China launches high-tech bird drones
Up there! A pretty small bird gliding majestically throughout the skies, encapsulating the attractiveness of na — oh wait. It is a surveillance drone.
Over the last few decades, over 30 Chinese army and government agencies have been allegedly using drones designed to seem like birds to surveil China’s citizens in at least five provinces, according to the South China Morning Post Sunday.
The bird-like drones mimic the flapping wings of a true bird employing a set of crank-rockers driven by an electric engine. Each drone includes a high definition camera, GPS antenna, flight management system and data link with satellite communication capacity, according to the Post.
The program is allegedly code-named “Dove” and operated by Song Bifeng, a professor in Northwestern Polytechnical University in Xi’an. Song was previously a senior scientist about the Chengdu J-20, Asia’s initial fifth-generation stealth fighter jet, according to the Post.
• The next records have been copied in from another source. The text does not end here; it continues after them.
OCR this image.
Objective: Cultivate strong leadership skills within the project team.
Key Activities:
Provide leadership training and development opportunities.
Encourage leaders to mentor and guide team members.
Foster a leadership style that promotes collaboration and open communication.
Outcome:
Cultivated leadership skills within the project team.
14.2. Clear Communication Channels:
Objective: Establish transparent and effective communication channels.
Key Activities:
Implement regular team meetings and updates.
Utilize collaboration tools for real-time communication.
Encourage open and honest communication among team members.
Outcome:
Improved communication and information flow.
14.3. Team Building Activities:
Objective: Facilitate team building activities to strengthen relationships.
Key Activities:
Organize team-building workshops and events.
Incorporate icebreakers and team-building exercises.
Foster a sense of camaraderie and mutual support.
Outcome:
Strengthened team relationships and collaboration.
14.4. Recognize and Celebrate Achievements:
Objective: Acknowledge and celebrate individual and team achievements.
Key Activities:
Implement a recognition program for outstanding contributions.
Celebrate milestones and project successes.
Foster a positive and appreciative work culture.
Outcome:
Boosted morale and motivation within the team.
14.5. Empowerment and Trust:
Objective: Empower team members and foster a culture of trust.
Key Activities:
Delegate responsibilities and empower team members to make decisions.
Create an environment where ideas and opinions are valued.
The drone applies facial recognition, artificial intelligence, smart eyeglasses and other technology to track its 1.4 billion citizens with the purpose of one day providing them a private score based on how they act.
Though the “scale remains small”, according to Yang Wenqing, a part of Song’s staff in a remark to the Article, the investigators “think the technology has great potential for large-scale usage later on… it’s some special benefits to fulfill with the requirement for drones from the army and civilian businesses.”